En 1913, JJ Thomson élargit les travaux de Wien en montrant que les particules subatomiques chargées peuvent  être séparées en fonction de leur rapport masse-charge, une technique connue comme la spectrométrie de masse.

Gilbert N. Lewis

Le chimiste américain Gilbert N. Lewis jeta les bases de la théorie de liaison de valence; il a contribué à l'élaboration d'une théorie de la liaison basée sur le nombre d'électrons de "valence" dans la couche extérieure de l'atome. En 1902, alors que Lewis tentait d'expliquer la valence à ses élèves, il  dépeignait les atomes comme composés d'une série concentrique de cubes avec des électrons à chaque coin. Cet « atome cubique », explique les huit groupes dans le tableau périodique et  représente son idée que les liaisons chimiques sont formées par transfert d'électrons pour donner à chaque atome un ensemble complet de huit électrons externes (un "octet").

La théorie de Lewis de liaison chimique a continué d'évoluer et, en 1916, il publia son article intitulé «The atom of the Molecule", où il suggéra qu'une liaison chimique est une paire d'électrons partagés par deux atomes. Le modèle de Lewis a assimilé la liaison chimique classique avec le partage d'une paire d'électrons entre les deux atomes liés. Lewis  présenta, dans ce document, les "electron dot diagrams " pour symboliser les structures électroniques des atomes et des molécules. Maintenant connu comme structures de Lewis, ils sont présentés dans pratiquement tous les livres d’introduction à la chimie.

Peu de temps après la publication de son document de 1916, Lewis fut  absorbé dans la recherche militaire. Il ne revint  au sujet de la liaison chimique qu'en 1923, quand il résuma magistralement son modèle dans une courte monographie intitulée” Valence and the Structure os Atoms and Molecules” . Son regain d'intérêt pour le sujet a été largement stimulé par les activités du chimiste américain et chercheur de la General Electric, Irving Langmuir, qui entre 1919 et 1921  popularisa et développa le modèle de Lewis. Langmuir introduisit ensuite le terme de  liaison covalente.

En 1921, Otto Stern et Walther Gerlach établissaient le concept de spin mécanique quantique des particules subatomiques.

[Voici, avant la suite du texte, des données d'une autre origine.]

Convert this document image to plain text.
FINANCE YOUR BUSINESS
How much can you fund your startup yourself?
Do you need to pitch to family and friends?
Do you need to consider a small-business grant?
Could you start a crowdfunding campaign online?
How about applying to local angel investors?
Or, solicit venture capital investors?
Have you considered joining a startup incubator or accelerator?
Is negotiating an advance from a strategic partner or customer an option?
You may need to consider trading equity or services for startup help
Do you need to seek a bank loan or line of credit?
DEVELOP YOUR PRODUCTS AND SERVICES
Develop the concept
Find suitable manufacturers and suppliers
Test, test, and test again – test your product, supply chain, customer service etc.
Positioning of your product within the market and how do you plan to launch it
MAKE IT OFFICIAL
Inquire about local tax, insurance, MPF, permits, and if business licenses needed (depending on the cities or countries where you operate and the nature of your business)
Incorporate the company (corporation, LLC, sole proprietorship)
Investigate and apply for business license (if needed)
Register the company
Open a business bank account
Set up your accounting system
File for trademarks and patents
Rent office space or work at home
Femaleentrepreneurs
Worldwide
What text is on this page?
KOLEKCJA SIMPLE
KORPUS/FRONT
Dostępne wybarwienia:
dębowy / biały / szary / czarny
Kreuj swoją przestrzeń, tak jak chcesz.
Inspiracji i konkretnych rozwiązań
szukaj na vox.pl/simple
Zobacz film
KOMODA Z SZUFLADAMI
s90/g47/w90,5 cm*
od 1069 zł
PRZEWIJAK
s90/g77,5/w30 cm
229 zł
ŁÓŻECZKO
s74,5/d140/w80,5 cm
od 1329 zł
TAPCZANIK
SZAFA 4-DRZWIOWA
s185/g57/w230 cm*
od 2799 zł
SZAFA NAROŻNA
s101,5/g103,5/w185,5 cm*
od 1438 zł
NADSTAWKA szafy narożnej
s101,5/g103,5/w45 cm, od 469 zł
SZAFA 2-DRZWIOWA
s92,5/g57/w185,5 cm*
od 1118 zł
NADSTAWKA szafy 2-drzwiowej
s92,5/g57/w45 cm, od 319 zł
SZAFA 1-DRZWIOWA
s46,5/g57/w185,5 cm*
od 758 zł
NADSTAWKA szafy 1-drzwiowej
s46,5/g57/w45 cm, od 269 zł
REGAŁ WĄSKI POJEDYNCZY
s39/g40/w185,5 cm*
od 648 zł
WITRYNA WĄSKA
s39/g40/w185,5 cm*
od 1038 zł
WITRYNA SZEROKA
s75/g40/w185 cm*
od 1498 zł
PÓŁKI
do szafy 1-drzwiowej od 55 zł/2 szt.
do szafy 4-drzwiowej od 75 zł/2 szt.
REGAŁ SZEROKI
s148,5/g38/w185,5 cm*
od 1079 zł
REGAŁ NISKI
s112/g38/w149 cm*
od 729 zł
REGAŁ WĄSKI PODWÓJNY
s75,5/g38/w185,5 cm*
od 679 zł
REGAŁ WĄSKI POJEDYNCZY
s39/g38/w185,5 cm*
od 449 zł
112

Pour les cas où il n’y a aucun partage d’électron, Lewis, en 1923,  développa la théorie de paire d'électrons d'acides et de base: Lewis redéfinit un acide comme tout atome ou molécule contenant un octet incomplet qui est donc capable d'accepter des électrons d'un autre atome; les bases sont, bien sûr, des donneurs d'électrons. Sa théorie est connue sous le concept d’acides et bases de Lewis. En 1923, G. N. Lewis et Merle Randall publièrent Thermodynamics and the Free Energy of Chemical Substances, premier traité moderne de thermodynamique chimique.

Les années 1920 ont vu l’adoption rapide et l'application du modèle de Lewis de la liaison par paire d'électrons dans les domaines de la chimie organique et de coordination. En chimie organique, c’est principalement dû aux efforts des chimistes britanniques Arthur Lapworth, Robert Robinson, Thomas Lowry et Christopher Ingold; tandis qu’en chimie de coordination, le modèle de liaison de Lewis a été encouragé par les efforts du chimiste américain Maurice Huggins et du chimiste britannique Nevil Sidgwick.